A ausência de apoio do Brasil contrasta com os compromissos previamente assumidos pelo país, frisou Rafael Eudes, membro da Coalizão Vida Sem Plástico. “Como uma das nações com maior biodiversidade do planeta, com vastas zonas costeiras, ecossistemas marinhos únicos e populações que dependem diretamente da preservação ambiental, o Brasil tem a responsabilidade histórica de liderar ações globais pela justiça climática e ambiental. E por isso, o país precisa estar à altura do papel estratégico que o mundo espera que ele assuma”, defendeu Eudes.
“Nos faltou neste momento, ver o Brasil se posicionar em favor da Declaração de Nice”, lamentou Ana Rocha, diretora do Programa Global de Plásticos de GAIA. “Um líder mundial nas áreas de meio ambiente e saúde como o Brasil, especialmente em ano de COP do Clima em Belém, precisa reafirmar seu compromisso em proteger nossos biomas, nossa saúde e evitar as mudanças climáticas exercendo a liderança que lhe pertence e se aliando aos países que estão construindo um legado positivo para a humanidade”, acrescentou.
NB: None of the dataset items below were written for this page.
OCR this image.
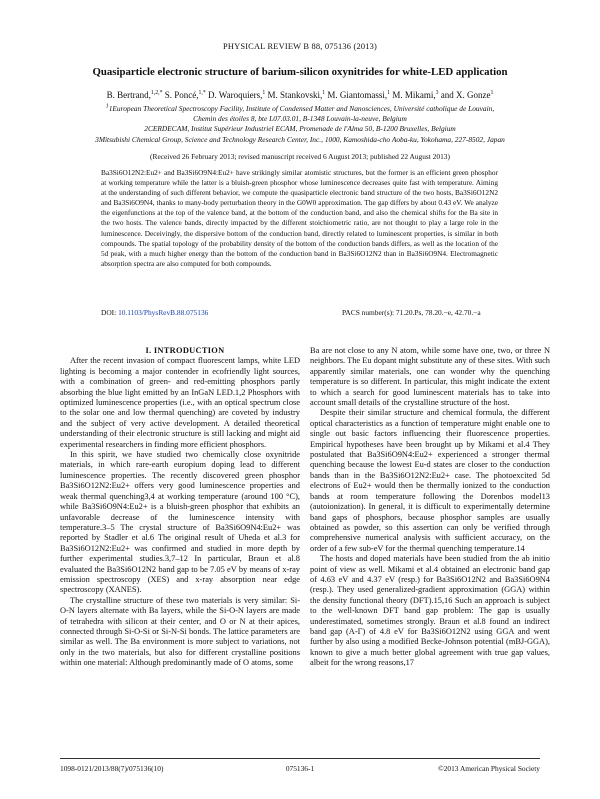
PHYSICAL REVIEW B 88, 075136 (2013)
Quasiparticle electronic structure of barium-silicon oxynitrides for white-LED application
B. Bertrand,$^{1,2,*}$ S. Poncé,$^{1,*}$ D. Waroquiers,$^1$ M. Stankovski,$^1$ M. Giantomassi,$^1$ M. Mikami,$^3$ and X. Gonze$^1$
$^1$1European Theoretical Spectroscopy Facility, Institute of Condensed Matter and Nanosciences, Université catholique de Louvain,
Chemin des étoiles 8, bte L07.03.01, B-1348 Louvain-la-neuve, Belgium
2CERDECAM, Institut Supérieur Industriel ECAM, Promenade de l'Alma 50, B-1200 Bruxelles, Belgium
3Mitsubishi Chemical Group, Science and Technology Research Center, Inc., 1000, Kamoshida-cho Aoba-ku, Yokohama, 227-8502, Japan
(Received 26 February 2013; revised manuscript received 6 August 2013; published 22 August 2013)
Ba3Si6O12N2:Eu2+ and Ba3Si6O9N4:Eu2+ have strikingly similar atomistic structures, but the former is an efficient green phosphor at working temperature while the latter is a bluish-green phosphor whose luminescence decreases quite fast with temperature. Aiming at the understanding of such different behavior, we compute the quasiparticle electronic band structure of the two hosts, Ba3Si6O12N2 and Ba3Si6O9N4, thanks to many-body perturbation theory in the G0W0 approximation. The gap differs by about 0.43 eV. We analyze the eigenfunctions at the top of the valence band, at the bottom of the conduction band, and also the chemical shifts for the Ba site in the two hosts. The valence bands, directly impacted by the different stoichiometric ratio, are not thought to play a large role in the luminescence. Deceivingly, the dispersive bottom of the conduction band, directly related to luminescent properties, is similar in both compounds. The spatial topology of the probability density of the bottom of the conduction bands differs, as well as the location of the 5d peak, with a much higher energy than the bottom of the conduction band in Ba3Si6O12N2 than in Ba3Si6O9N4. Electromagnetic absorption spectra are also computed for both compounds.
DOI: 10.1103/PhysRevB.88.075136	PACS number(s): 71.20.Ps, 78.20.−e, 42.70.−a

I. INTRODUCTION

After the recent invasion of compact fluorescent lamps, white LED lighting is becoming a major contender in ecofriendly light sources, with a combination of green- and red-emitting phosphors partly absorbing the blue light emitted by an InGaN LED.1,2 Phosphors with optimized luminescence properties (i.e., with an optical spectrum close to the solar one and low thermal quenching) are coveted by industry and the subject of very active development. A detailed theoretical understanding of their electronic structure is still lacking and might aid experimental researchers in finding more efficient phosphors.

In this spirit, we have studied two chemically close oxynitride materials, in which rare-earth europium doping lead to different luminescence properties. The recently discovered green phosphor Ba3Si6O12N2:Eu2+ offers very good luminescence properties and weak thermal quenching3,4 at working temperature (around 100 °C), while Ba3Si6O9N4:Eu2+ is a bluish-green phosphor that exhibits an unfavorable decrease of the luminescence intensity with temperature.3–5 The crystal structure of Ba3Si6O9N4:Eu2+ was reported by Stadler et al.6 The original result of Uheda et al.3 for Ba3Si6O12N2:Eu2+ was confirmed and studied in more depth by further experimental studies.3,7–12 In particular, Braun et al.8 evaluated the Ba3Si6O12N2 band gap to be 7.05 eV by means of x-ray emission spectroscopy (XES) and x-ray absorption near edge spectroscopy (XANES).

The crystalline structure of these two materials is very similar: Si-O-N layers alternate with Ba layers, while the Si-O-N layers are made of tetrahedra with silicon at their center, and O or N at their apices, connected through Si-O-Si or Si-N-Si bonds. The lattice parameters are similar as well. The Ba environment is more subject to variations, not only in the two materials, but also for different crystalline positions within one material: Although predominantly made of O atoms, some

Ba are not close to any N atom, while some have one, two, or three N neighbors. The Eu dopant might substitute any of these sites. With such apparently similar materials, one can wonder why the quenching temperature is so different. In particular, this might indicate the extent to which a search for good luminescent materials has to take into account small details of the crystalline structure of the host.

Despite their similar structure and chemical formula, the different optical characteristics as a function of temperature might enable one to single out basic factors influencing their fluorescence properties. Empirical hypotheses have been brought up by Mikami et al.4 They postulated that Ba3Si6O9N4:Eu2+ experienced a stronger thermal quenching because the lowest Eu-d states are closer to the conduction bands than in the Ba3Si6O12N2:Eu2+ case. The photoexcited 5d electrons of Eu2+ would then be thermally ionized to the conduction bands at room temperature following the Dorenbos model13 (autoionization). In general, it is difficult to experimentally determine band gaps of phosphors, because phosphor samples are usually obtained as powder, so this assertion can only be verified through comprehensive numerical analysis with sufficient accuracy, on the order of a few sub-eV for the thermal quenching temperature.14

The hosts and doped materials have been studied from the ab initio point of view as well. Mikami et al.4 obtained an electronic band gap of 4.63 eV and 4.37 eV (resp.) for Ba3Si6O12N2 and Ba3Si6O9N4 (resp.). They used generalized-gradient approximation (GGA) within the density functional theory (DFT).15,16 Such an approach is subject to the well-known DFT band gap problem: The gap is usually underestimated, sometimes strongly. Braun et al.8 found an indirect band gap (A-Γ) of 4.8 eV for Ba3Si6O12N2 using GGA and went further by also using a modified Becke-Johnson potential (mBJ-GGA), known to give a much better global agreement with true gap values, albeit for the wrong reasons,17

1098-0121/2013/88(7)/075136(10)	075136-1	©2013 American Physical Society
Organizações da sociedade civil, reunidas na Coalizão Vida Sem Plástico, classificaram ainda a negativa do governo em assinar a declaração como “omissão deliberada e cumplicidade com os maiores poluidores do planeta”. Diretora de estratégia e advocacy da Oceana Brasil, Lara Iwanicki avalia que a atitude brasileira representa uma aliança do país com os interesses da indústria petroquímica e mostra ao mundo que o governo não está comprometido com soluções reais para a crise da poluição plástica. “É um gesto de omissão deliberada que contradiz frontalmente o discurso do presidente Lula em defesa dos oceanos e com o fim da poluição plástica. Não se trata de neutralidade – é cumplicidade com os maiores poluidores do planeta. Esta omissão do Brasil mina a credibilidade do país justamente quando mais precisamos de liderança, coerência e ações efetivas”, afirmou.
Para o gerente de políticas públicas do WWF-Brasil, Michel Santos, o país perde uma oportunidade econômica. “Apoiar um tratado globalmente vinculante contra a poluição plástica não é apenas uma questão ambiental — é uma oportunidade econômica para o Brasil. Estamos falando da chance de liderar um novo mercado global baseado em inovação, circularidade e geração de empregos sustentáveis. Permanecer omisso é abrir mão desse protagonismo e da diversificação da nossa economia”, criticou.